Turmeric, the orange-colored, natural spice is commonly used by cooks for seasoning rice or bean dishes, soups, stews, sauces and even making cakes.
It has been claimed to improve health in a variety of ways including managing metabolic syndrome, inflammatory conditions, joint pain, arthritis, high levels of bad fats in the blood, and other disorders due to its bioactive compound curcumin.
Now, researchers in Thailand say it can be as effective as omeprazole – a drug used to reduce excess stomach acid – for treating indigestion symptoms.
They have just published the first study of its kind in the journal BMJ Evidence-Based Medicine under the title “Curcumin and proton pump inhibitors for functional dyspepsia: A randomized, double-blind controlled trial.”
Dyspepsia is a common disorder, for which patients usually try behavioral and diet modifications and over-the-counter drugs before seeing a physician, who will probably prescribe omeprazole. This drug is a proton pump inhibitor (PPI) used to treat functional dyspepsia, the symptoms of which include feeling excessively full after food (postprandial fullness), feeling full after only a little food (early satiety), and pain and/or burning sensation in the stomach and/or food pipe (epigastric pain).
Turmeric as medicine
However long-term use of PPIs has been linked to an increased risk of bone fractures, inadequate micronutrients, and a heightened risk of infections.

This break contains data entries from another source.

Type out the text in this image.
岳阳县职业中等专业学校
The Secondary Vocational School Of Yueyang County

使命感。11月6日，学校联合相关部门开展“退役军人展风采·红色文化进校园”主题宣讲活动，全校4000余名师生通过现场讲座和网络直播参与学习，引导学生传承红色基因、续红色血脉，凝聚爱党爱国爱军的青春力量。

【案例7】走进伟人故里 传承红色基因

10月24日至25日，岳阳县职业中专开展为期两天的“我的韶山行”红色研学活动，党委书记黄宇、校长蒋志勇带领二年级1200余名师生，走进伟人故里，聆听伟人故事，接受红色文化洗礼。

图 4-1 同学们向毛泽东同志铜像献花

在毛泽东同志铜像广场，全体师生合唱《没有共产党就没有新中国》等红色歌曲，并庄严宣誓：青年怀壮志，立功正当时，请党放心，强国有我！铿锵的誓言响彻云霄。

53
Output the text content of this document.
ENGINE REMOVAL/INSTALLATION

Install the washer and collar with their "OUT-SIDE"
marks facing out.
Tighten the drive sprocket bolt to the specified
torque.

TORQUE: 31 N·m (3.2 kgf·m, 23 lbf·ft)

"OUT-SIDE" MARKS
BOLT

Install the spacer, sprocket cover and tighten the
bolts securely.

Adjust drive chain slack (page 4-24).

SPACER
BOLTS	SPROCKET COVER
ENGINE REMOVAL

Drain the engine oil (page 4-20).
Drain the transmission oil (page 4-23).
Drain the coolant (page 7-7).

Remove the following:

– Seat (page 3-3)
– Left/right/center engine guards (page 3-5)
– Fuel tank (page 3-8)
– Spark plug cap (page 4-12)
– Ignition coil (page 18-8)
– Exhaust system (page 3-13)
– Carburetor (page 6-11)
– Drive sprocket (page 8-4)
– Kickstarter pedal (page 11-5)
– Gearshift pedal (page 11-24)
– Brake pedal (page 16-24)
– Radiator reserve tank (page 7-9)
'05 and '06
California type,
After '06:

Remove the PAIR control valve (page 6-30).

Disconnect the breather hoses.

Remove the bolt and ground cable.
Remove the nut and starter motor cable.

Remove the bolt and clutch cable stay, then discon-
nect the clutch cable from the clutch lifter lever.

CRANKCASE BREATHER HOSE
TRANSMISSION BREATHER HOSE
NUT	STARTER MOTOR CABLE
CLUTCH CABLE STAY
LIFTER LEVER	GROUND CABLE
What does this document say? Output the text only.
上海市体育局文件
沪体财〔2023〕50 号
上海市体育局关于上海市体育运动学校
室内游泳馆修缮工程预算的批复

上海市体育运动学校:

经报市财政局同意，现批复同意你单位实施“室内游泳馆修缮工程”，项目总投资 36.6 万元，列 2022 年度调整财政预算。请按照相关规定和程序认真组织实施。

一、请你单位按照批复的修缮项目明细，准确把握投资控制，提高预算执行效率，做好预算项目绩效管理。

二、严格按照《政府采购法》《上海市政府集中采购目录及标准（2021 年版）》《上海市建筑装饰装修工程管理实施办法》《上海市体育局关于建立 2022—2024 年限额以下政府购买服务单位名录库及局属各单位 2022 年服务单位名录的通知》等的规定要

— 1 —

Seventeen Thai researchers participated, but Prof. Krit Pongpirul at the Center of Excellence in Preventive and Integrative Medicine and at Chulalongkorn University’s Faculty of Medicine was the corresponding author.
Turmeric is derived from the root of the Curcuma longa plant. It hasn’t been clear how well it compares with conventional drugs for indigestion, largely because there have been no head-to-head studies.
The researchers randomly assigned 206 patients aged 18 to 70 with recurrent upset stomach (functional dyspepsia) of unknown cause, recruited from hospitals in Thailand between 2019 and 2021, to one of three treatment groups for a period of 28 days. These were: turmeric (two large 250 mg. capsules of curcumin four times a day) and one small placebo capsule (69 patients); omeprazole (one small, 20 mg. capsule daily, and two large placebo capsules four times a day (68 patients); and turmeric plus omeprazole (69 patients). Patients in all three groups had similar clinical characteristics and indigestion scores and were reassessed after 28 days and then again after 56 days.
Their scores indicated significant reductions in the severity of symptoms by the 28th day for pain and other symptoms for those in the combined curcumin-alone, and omeprazole-alone groups. These improvements were even stronger after 56 days for pain and other symptoms. No serious side effects were reported, although liver function tests indicated some level of deterioration among curcumin users who were overweight. Although larger, long-term studies are needed, the researchers concluded that their multicenter, randomized, controlled trial provides highly reliable evidence for the treatment of functional dyspepsia, adding that “the new findings from our study may justify considering curcumin in clinical practice.